We are here to discuss his latest CD release, Lovers and Leaders, a lushly orchestrated, hauntingly confessional work that easily holds its own against classic Elton John and Bernie Taupin.
Barely two minutes into the conversation, life imitates art.
"High school (in nearby Calabasas) was not fun for me at all. I was kind of weird, different, alienated. I was the person in the library or the corner of the lawn reading books. People didn't get me. I didn't even get myself," he said softly, but unapologetically. "I got teased a lot. You don't go home and talk about that."
Cue track five. The song is called "Brandon Boyd." The keyboard pulsates over a soft, scratchy percussion groove as Sacket sighs:
"We are the cool kids. We don't have to try.
We keep the fat chicks and the fags in line.
We just say their names, and we watch them die."
In one simple stanza, Sacket has summed up the collective high school experience of just about every person reading this magazine. Funny thing is he isn't mocking the big man on campus, who would go on to lead the alt-rock band Incubus. He's sympathetic.
"Back then, Brandon Boyd was the golden god of our school. Even the cool kids wanted to be him. But even he couldn't live up to that. I'm not dissing him. That song is more about the brutal high school experience: the whole animalistic survival of the fittest."
For Sacket, his key to survival was the piano, his constant companion since the age of 5.
The decision to use the namesake as the title was tough for Sacket. But ultimately, it came down to truth.
"I feel that if I have something to offer, it's my honest experience without trying to look like the coolest person. What's important for me is bearing my heart and my soul, and it has nothing to do with making sure I'm wearing the perfect outfit. I find that missing with a lot of the stuff I hear."

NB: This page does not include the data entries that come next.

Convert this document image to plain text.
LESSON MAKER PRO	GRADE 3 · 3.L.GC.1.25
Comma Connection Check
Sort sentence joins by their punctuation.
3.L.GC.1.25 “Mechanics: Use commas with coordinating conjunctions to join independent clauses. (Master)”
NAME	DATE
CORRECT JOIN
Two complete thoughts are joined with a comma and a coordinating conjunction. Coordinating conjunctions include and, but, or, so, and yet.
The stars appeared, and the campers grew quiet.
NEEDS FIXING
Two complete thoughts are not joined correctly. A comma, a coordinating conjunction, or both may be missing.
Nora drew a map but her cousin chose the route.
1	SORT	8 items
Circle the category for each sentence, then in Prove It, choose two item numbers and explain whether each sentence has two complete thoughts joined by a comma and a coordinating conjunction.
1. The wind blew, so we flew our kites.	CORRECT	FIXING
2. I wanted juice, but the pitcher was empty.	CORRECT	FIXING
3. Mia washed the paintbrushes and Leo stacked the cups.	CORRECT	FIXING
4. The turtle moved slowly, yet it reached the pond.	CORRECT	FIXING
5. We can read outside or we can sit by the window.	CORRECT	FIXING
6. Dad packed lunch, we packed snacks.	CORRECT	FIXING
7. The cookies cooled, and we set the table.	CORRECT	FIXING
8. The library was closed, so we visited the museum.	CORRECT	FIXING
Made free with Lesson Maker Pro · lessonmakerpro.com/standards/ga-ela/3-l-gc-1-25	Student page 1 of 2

Lovers and Leaders, like his two previous releases, is a musical landscape where truth is beauty, where an outsider's pain is exquisite poetry and where classical, electronica and pop elements fuse to provide the perfect counterpoint to Sacket's achingly tender vocals.
"I wanted to write a rougher, edgier record," he said, "I had all these songs, but I ended up throwing them out. I was in this space and what came out of it was the idea of love and leadership. I had a deep need to be both of those things, but I was really bad at them."
Hence a song like "Maybe You Can Save Me (from you)" in which Sacket unashamedly admits his professions of love can be embarassing, but suggests that all it would take is for the object of his desire to profess his love as well.
We've all been there, but Sacket bravely puts it out there. Fortunately, he's learned a few lessons in the process.
"Being a good leader isn't always about succeeding. And being a good lover is not necessarily giving your heart 100% to a person. It's the ability to make choices. I tend to listen to people a lot, and ask them to make it OK when it's not OK. But I've learned that my gut instincts are very important."
So what's an openly gay performer to do without sex as a weapon?
"I formed an all-girl band. I didn't know if it would work. I ended up meeting these girls, and we got in a room, and it was powerful. They're great musicians. And yet every time they get on stage, they have something to prove."
"It's funny to watch the guys afterward telling them, 'You're so good.' We're a band of misfits now. We don't play to conventions."
The loner is now a leader. With his music as his lover, art imitates life.